Wednesday, August 02, 2006

If you can't attack the message, attack the messenger...

This is an old tactic in the US, but its still disturbing to see it being done in the UK:


A right-wing British website which claims that the mainstream media coverage of the war in the Lebanon has been anti-Israeli and, by implication, pro-Hezbollah, has launched a fierce assault on the veracity of major international news agencies.



It accused photographers from agencies such as Associated Press and Reuters of not being "too fussy" about "adding to the shock value" of pictures which showed bodies being removed from the rubble in Qana. The burden of the complaint was that the photographers had been guilty of staging events for greater effect and adduced as evidence a sequence of date stamps on their picture captions.


I sense that the right-wing propaganda machine is getting a bit desperate in its defence of the indefencible.... they can't deny the dead children at Qana, and the 'human shields' and 'they are all Hezbollah' argument has lost traction, so now they are complaining that the whole thing is a Hezbollah photo-op by deliberately mis-understanding the role of time stamps in wire photos and claiming that the differing time stamps indicate the photos of Qana were staged.

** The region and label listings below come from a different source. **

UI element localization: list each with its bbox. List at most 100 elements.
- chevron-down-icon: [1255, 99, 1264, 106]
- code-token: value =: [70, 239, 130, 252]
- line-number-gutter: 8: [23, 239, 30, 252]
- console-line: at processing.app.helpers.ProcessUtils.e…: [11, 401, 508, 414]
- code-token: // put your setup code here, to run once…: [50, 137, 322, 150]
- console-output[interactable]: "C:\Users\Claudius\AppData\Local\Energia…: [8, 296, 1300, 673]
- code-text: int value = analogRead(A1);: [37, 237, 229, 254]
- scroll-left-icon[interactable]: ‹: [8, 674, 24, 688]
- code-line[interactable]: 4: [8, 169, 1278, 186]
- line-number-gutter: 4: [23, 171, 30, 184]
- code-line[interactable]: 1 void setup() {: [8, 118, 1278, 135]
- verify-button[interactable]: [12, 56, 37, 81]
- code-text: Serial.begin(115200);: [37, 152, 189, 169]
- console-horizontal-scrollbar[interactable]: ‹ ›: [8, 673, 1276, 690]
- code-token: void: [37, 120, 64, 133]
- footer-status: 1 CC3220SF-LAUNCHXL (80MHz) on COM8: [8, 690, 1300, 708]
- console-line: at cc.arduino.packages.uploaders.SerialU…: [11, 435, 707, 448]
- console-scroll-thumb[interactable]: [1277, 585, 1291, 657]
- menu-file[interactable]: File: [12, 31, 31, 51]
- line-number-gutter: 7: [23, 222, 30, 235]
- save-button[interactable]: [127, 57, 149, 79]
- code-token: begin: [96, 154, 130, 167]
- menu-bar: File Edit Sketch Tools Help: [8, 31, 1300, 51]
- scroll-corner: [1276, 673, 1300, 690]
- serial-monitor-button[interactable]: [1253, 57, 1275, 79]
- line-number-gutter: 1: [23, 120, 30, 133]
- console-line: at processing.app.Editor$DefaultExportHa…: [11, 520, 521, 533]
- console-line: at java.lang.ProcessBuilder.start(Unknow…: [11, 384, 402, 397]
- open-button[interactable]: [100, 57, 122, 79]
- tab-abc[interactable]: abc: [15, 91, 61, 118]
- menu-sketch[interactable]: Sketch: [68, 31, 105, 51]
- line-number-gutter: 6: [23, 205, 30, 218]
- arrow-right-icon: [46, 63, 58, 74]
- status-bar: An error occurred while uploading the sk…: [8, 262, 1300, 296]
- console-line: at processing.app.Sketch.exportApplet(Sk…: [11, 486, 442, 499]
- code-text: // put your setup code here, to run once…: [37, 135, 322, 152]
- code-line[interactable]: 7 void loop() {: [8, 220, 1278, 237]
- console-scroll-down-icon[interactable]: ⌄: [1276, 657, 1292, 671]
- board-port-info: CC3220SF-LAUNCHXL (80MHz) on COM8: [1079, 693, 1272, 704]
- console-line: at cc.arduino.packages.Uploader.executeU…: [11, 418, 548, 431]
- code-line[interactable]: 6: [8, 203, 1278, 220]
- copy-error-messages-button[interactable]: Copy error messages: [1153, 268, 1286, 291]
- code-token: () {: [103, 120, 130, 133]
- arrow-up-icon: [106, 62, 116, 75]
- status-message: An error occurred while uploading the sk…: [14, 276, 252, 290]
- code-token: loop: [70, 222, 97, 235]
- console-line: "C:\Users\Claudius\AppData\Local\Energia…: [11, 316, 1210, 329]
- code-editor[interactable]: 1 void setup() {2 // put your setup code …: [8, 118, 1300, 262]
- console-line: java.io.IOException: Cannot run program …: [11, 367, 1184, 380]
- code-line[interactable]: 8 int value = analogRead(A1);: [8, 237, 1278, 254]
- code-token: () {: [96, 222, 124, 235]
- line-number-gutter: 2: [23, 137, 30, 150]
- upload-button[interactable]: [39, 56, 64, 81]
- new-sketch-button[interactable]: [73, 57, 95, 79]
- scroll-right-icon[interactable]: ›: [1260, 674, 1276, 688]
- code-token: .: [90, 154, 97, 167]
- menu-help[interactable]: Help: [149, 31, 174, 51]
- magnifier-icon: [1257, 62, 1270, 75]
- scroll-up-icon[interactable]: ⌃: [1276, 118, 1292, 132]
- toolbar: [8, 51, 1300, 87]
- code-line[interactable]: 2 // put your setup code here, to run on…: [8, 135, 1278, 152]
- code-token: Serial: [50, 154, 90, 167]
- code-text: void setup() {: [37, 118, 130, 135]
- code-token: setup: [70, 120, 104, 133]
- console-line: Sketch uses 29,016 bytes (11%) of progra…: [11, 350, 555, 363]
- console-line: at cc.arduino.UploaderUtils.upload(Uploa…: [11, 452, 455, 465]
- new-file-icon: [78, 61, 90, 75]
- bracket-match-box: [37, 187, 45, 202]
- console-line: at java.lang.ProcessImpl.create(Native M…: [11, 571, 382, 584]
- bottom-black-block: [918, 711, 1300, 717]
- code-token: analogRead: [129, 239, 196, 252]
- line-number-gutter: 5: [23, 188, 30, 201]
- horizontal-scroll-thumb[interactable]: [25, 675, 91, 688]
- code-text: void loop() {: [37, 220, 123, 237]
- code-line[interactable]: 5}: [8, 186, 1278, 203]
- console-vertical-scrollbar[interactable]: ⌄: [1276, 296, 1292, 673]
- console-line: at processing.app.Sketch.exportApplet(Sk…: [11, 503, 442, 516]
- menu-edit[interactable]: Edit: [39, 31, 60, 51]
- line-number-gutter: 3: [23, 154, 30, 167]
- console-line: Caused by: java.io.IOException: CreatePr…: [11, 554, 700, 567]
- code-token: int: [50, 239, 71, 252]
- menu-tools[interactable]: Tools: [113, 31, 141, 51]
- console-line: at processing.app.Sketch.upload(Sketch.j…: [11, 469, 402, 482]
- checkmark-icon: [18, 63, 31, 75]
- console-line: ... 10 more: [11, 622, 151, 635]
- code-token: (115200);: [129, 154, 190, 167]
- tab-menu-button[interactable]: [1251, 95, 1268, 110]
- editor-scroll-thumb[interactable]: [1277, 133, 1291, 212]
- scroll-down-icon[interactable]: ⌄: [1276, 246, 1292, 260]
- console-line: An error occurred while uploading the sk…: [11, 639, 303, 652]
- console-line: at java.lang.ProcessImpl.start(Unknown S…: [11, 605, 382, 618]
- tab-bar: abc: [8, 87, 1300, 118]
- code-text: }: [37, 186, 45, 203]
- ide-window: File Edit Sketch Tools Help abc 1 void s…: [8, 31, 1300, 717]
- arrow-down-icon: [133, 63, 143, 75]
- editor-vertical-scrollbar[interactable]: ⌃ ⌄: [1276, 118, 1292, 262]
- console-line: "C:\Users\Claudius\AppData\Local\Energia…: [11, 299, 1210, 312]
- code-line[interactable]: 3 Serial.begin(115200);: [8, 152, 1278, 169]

Its an argument that won't change any minds... whether or not Hezbollah had any hand in helping the photographers get a photo (and its clear from the article and the AP that they did not) it doesn't change the fact that an Israeli bombardment killed 56 civilians including 34 children. This is purely a rationalization for those who can't imagine that Israel can do anything wrong, and are desperately trying to view every civilian killed by the IDF as somehow anyone elses fault but that of the invading Israeli army.